Guide to Cost Variance in Earned Value Management
Cost Variance (CV) is a crucial concept in the Project Management Body of Knowledge (PMBOK) Guide Seventh Edition. Part of the Earned Value Management (EVM) system, it helps track a project's financial health.
Why is it Important?
CV is important as it provides a measure of budgetary performance. It forms an integral part of effectively controlling project costs and helps in making informed decisions regarding cost management strategy.
What is Cost Variance?
CV is a measure of the cost performance of a project. It is the difference between the earned value (EV) and the actual cost (AC). A positive CV indicates a favorable condition where the project is under budget.

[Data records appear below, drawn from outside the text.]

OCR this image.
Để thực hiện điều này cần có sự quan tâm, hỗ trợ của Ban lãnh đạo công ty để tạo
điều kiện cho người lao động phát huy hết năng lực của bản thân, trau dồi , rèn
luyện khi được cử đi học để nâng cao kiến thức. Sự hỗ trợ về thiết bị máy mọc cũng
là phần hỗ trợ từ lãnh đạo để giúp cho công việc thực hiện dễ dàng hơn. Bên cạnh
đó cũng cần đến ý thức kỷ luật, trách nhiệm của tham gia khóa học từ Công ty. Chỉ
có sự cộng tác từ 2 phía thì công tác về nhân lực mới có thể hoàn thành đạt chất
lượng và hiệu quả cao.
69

Conversely, a negative CV implies that the project is over budget.
How it Works?
CV = EV - AC. To calculate CV, subtract the project's actual cost from its earned value.

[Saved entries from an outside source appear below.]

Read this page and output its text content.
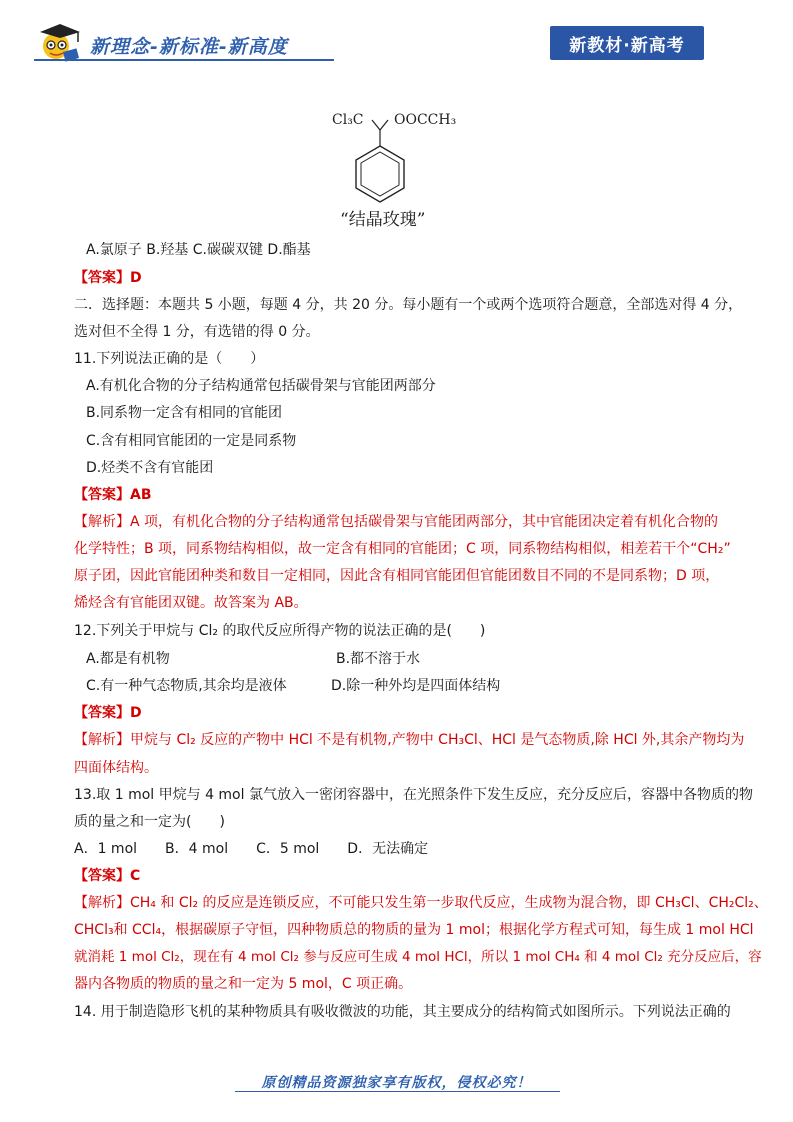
新理念-新标准-新高度	新教材·新高考
Cl₃C OOCCH₃
“结晶玫瑰”
A.氯原子 B.羟基 C.碳碳双键 D.酯基
【答案】D
二．选择题：本题共 5 小题，每题 4 分，共 20 分。每小题有一个或两个选项符合题意，全部选对得 4 分，
选对但不全得 1 分，有选错的得 0 分。
11.下列说法正确的是（　　）
A.有机化合物的分子结构通常包括碳骨架与官能团两部分
B.同系物一定含有相同的官能团
C.含有相同官能团的一定是同系物
D.烃类不含有官能团
【答案】AB
【解析】A 项，有机化合物的分子结构通常包括碳骨架与官能团两部分，其中官能团决定着有机化合物的
化学特性；B 项，同系物结构相似，故一定含有相同的官能团；C 项，同系物结构相似，相差若干个“CH₂”
原子团，因此官能团种类和数目一定相同，因此含有相同官能团但官能团数目不同的不是同系物；D 项，
烯烃含有官能团双键。故答案为 AB。
12.下列关于甲烷与 Cl₂ 的取代反应所得产物的说法正确的是(　　)
A.都是有机物	B.都不溶于水
C.有一种气态物质,其余均是液体	D.除一种外均是四面体结构
【答案】D
【解析】甲烷与 Cl₂ 反应的产物中 HCl 不是有机物,产物中 CH₃Cl、HCl 是气态物质,除 HCl 外,其余产物均为
四面体结构。
13.取 1 mol 甲烷与 4 mol 氯气放入一密闭容器中，在光照条件下发生反应，充分反应后，容器中各物质的物
质的量之和一定为(　　)
A．1 mol　　B．4 mol　　C．5 mol　　D．无法确定
【答案】C
【解析】CH₄ 和 Cl₂ 的反应是连锁反应，不可能只发生第一步取代反应，生成物为混合物，即 CH₃Cl、CH₂Cl₂、
CHCl₃和 CCl₄，根据碳原子守恒，四种物质总的物质的量为 1 mol；根据化学方程式可知，每生成 1 mol HCl
就消耗 1 mol Cl₂，现在有 4 mol Cl₂ 参与反应可生成 4 mol HCl，所以 1 mol CH₄ 和 4 mol Cl₂ 充分反应后，容
器内各物质的物质的量之和一定为 5 mol，C 项正确。
14. 用于制造隐形飞机的某种物质具有吸收微波的功能，其主要成分的结构简式如图所示。下列说法正确的
原创精品资源独家享有版权，侵权必究！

Exam Tips: Answering Questions on Cost Variance
– Always remember the formula: CV = EV - AC.
– Understand the implications of positive and negative CV.

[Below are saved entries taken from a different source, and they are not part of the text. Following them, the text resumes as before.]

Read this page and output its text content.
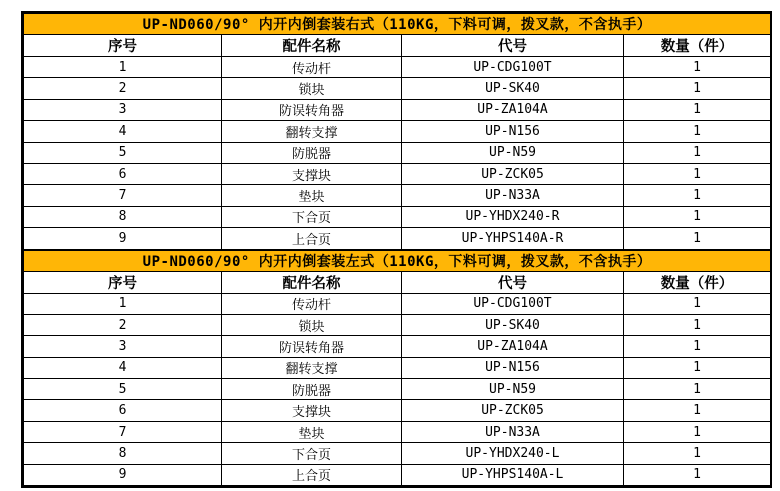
UP-ND060/90° 内开内倒套装右式（110KG，下料可调，拨叉款，不含执手）			
序号	配件名称	代号	数量（件）
1	传动杆	UP-CDG100T	1
2	锁块	UP-SK40	1
3	防误转角器	UP-ZA104A	1
4	翻转支撑	UP-N156	1
5	防脱器	UP-N59	1
6	支撑块	UP-ZCK05	1
7	垫块	UP-N33A	1
8	下合页	UP-YHDX240-R	1
9	上合页	UP-YHPS140A-R	1
UP-ND060/90° 内开内倒套装左式（110KG，下料可调，拨叉款，不含执手）			
序号	配件名称	代号	数量（件）
1	传动杆	UP-CDG100T	1
2	锁块	UP-SK40	1
3	防误转角器	UP-ZA104A	1
4	翻转支撑	UP-N156	1
5	防脱器	UP-N59	1
6	支撑块	UP-ZCK05	1
7	垫块	UP-N33A	1
8	下合页	UP-YHDX240-L	1
9	上合页	UP-YHPS140A-L	1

– Apply the concept properly by practicing with different sets of numerical values.
– Illustrate your understanding of CV in the context of overall EVM.
Remember, questions linked to CV do not solely examine your calculation skills; they also analyze your overall understanding of cost control in project management.
Thus, mastering CV is not only essential for passing the examination but also for excelling as a proficient and knowledgeable project manager.